In a thoughtful and sobering speech last year, the assistant governor of the Bank of Papua New Guinea, Jeffrey Yabon, warned starkly of economic pain as part of these reforms in a place where many can barely afford the cost of living now. The country's National Research Institute in 2016 found a typical rental property can cost up to 120% of household income. The minimum wage is $1 per hour. Statistics from the Asia Development Bank have 37.5% of the population living below the poverty line.
Some human stories behind these statistics derive from the connections I keep with friends and colleagues in Port Moresby. While anecdotes are not comprehensive data, they form a pattern that draws an immiserated picture. They are stories of indebtedness, of having to bribe people to get on government payrolls, of the hunger that comes from lacking money to buy food, of perceiving that politicians and people with good jobs in the state structures are there to fill their pockets, of young family members committing suicide in the absence of hope. Amid such gnawing precarity, even a small cut in take-home pay for the small cohort that is employed is a lit match thrown into a gas tank. The past two days’ violence included obvious opportunism — men loading their vehicles with washing machines from ransacked stores don’t seem to meet the definition of the urban poor — but hopelessness and precarity ignited the chaos.

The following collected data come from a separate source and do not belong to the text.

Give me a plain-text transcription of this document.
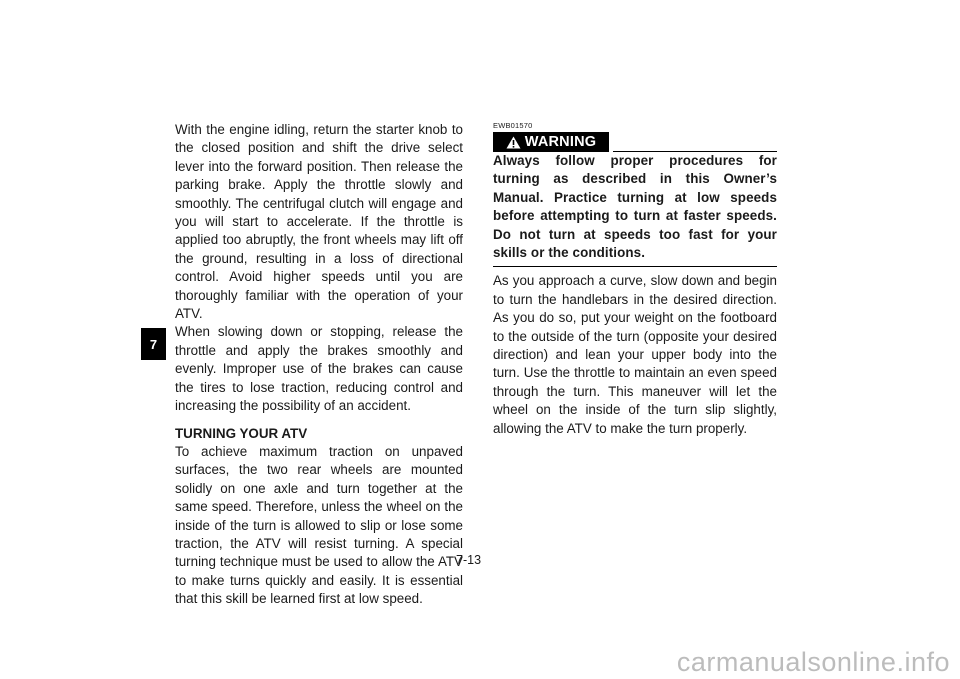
7

With the engine idling, return the starter knob to the closed position and shift the drive select lever into the forward position. Then release the parking brake. Apply the throttle slowly and smoothly. The centrifugal clutch will engage and you will start to accelerate. If the throttle is applied too abruptly, the front wheels may lift off the ground, resulting in a loss of directional control. Avoid higher speeds until you are thoroughly familiar with the operation of your ATV.

When slowing down or stopping, release the throttle and apply the brakes smoothly and evenly. Improper use of the brakes can cause the tires to lose traction, reducing control and increasing the possibility of an accident.

TURNING YOUR ATV

To achieve maximum traction on unpaved surfaces, the two rear wheels are mounted solidly on one axle and turn together at the same speed. Therefore, unless the wheel on the inside of the turn is allowed to slip or lose some traction, the ATV will resist turning. A special turning technique must be used to allow the ATV to make turns quickly and easily. It is essential that this skill be learned first at low speed.

EWB01570
WARNING

Always follow proper procedures for turning as described in this Owner’s Manual. Practice turning at low speeds before attempting to turn at faster speeds. Do not turn at speeds too fast for your skills or the conditions.

As you approach a curve, slow down and begin to turn the handlebars in the desired direction. As you do so, put your weight on the footboard to the outside of the turn (opposite your desired direction) and lean your upper body into the turn. Use the throttle to maintain an even speed through the turn. This maneuver will let the wheel on the inside of the turn slip slightly, allowing the ATV to make the turn properly.

7-13
carmanualsonline.info
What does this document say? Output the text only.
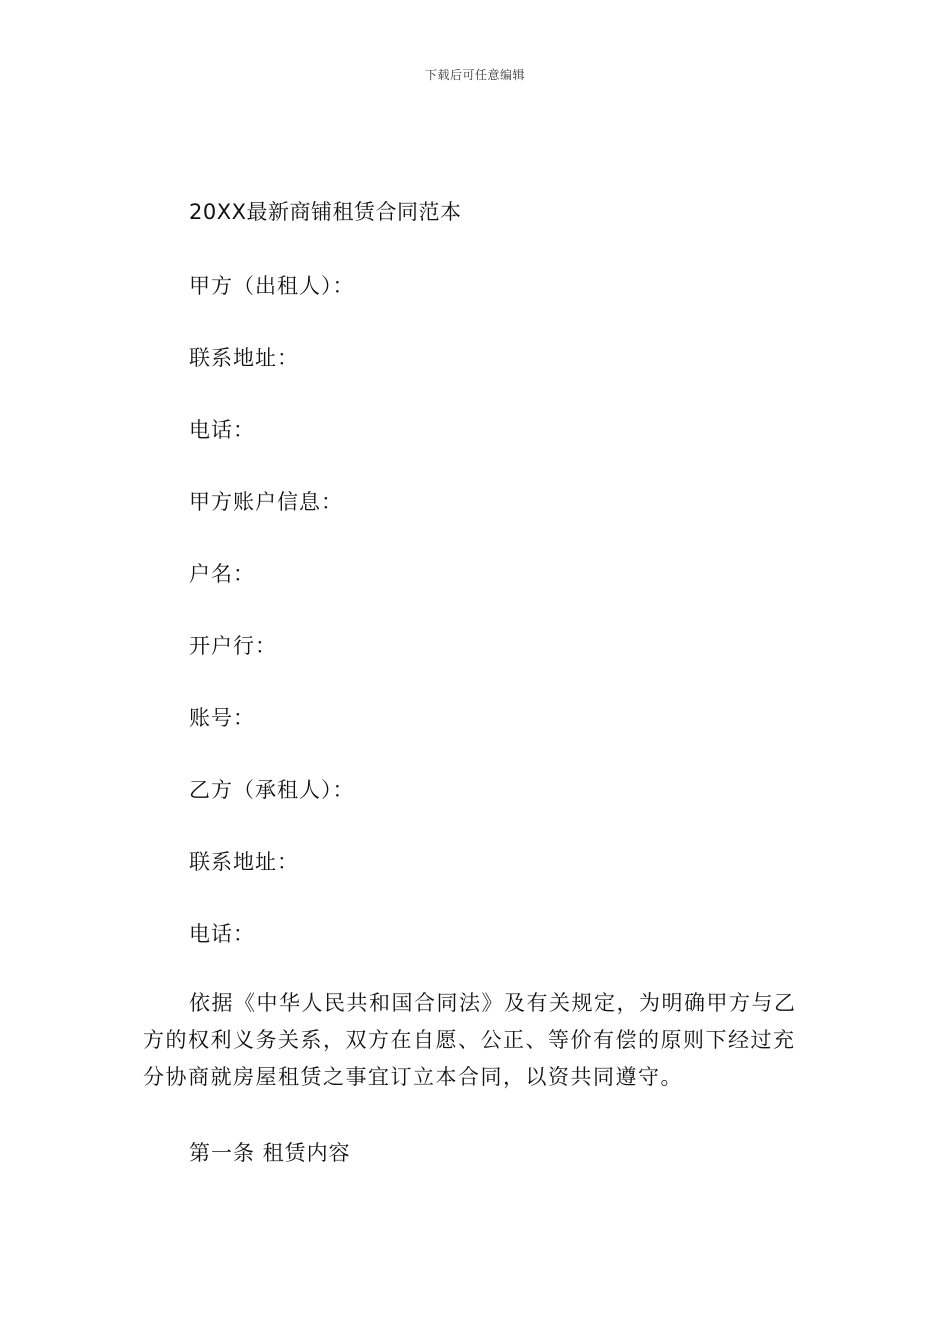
下载后可任意编辑
20XX最新商铺租赁合同范本
甲方（出租人）：
联系地址：
电话：
甲方账户信息：
户名：
开户行：
账号：
乙方（承租人）：
联系地址：
电话：

依据《中华人民共和国合同法》及有关规定，为明确甲方与乙方的权利义务关系，双方在自愿、公正、等价有偿的原则下经过充分协商就房屋租赁之事宜订立本合同，以资共同遵守。

第一条 租赁内容
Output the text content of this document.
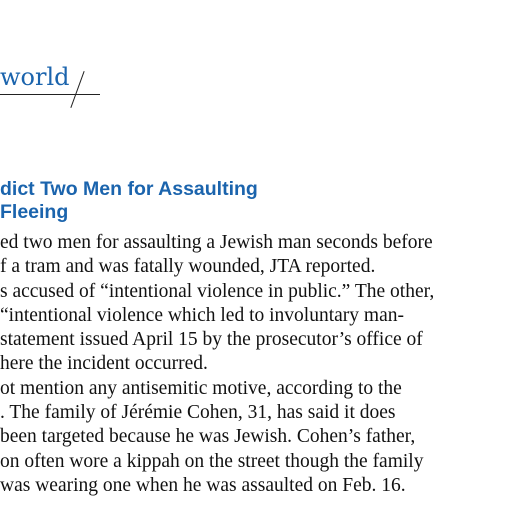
world
dict Two Men for Assaulting
Fleeing
ed two men for assaulting a Jewish man seconds before
f a tram and was fatally wounded, JTA reported.
s accused of “intentional violence in public.” The other,
“intentional violence which led to involuntary man-
statement issued April 15 by the prosecutor’s office of
here the incident occurred.
ot mention any antisemitic motive, according to the
. The family of Jérémie Cohen, 31, has said it does
been targeted because he was Jewish. Cohen’s father,
on often wore a kippah on the street though the family
was wearing one when he was assaulted on Feb. 16.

This is not the first time that PNG’s capital has been wracked by this sort of roiling unrest, sometimes over unpaid wages, although the deaths and destruction seem greater than before. Nor is it the first time that commentators have pointed out that PNG’s woes are evidence of broken systems. It also comes at a politically precarious moment. Prime Minister Marape’s grace period — in which the parliamentary opposition cannot try to oust him — is coming to an end. A handful of members of his coalition have deserted him and competitors are circling, although it’s by no means certain that they have anything radical in their pockets to address the root causes of frustration.
If anything good is to come from this new trauma, those who are trying to engage Papua New Guinea must ask hard questions about their approach — including the capacities and intentions of those that make up the state, and figuring out ways by which that vast “second world” can benefit more from PNG’s newfound place in the sun.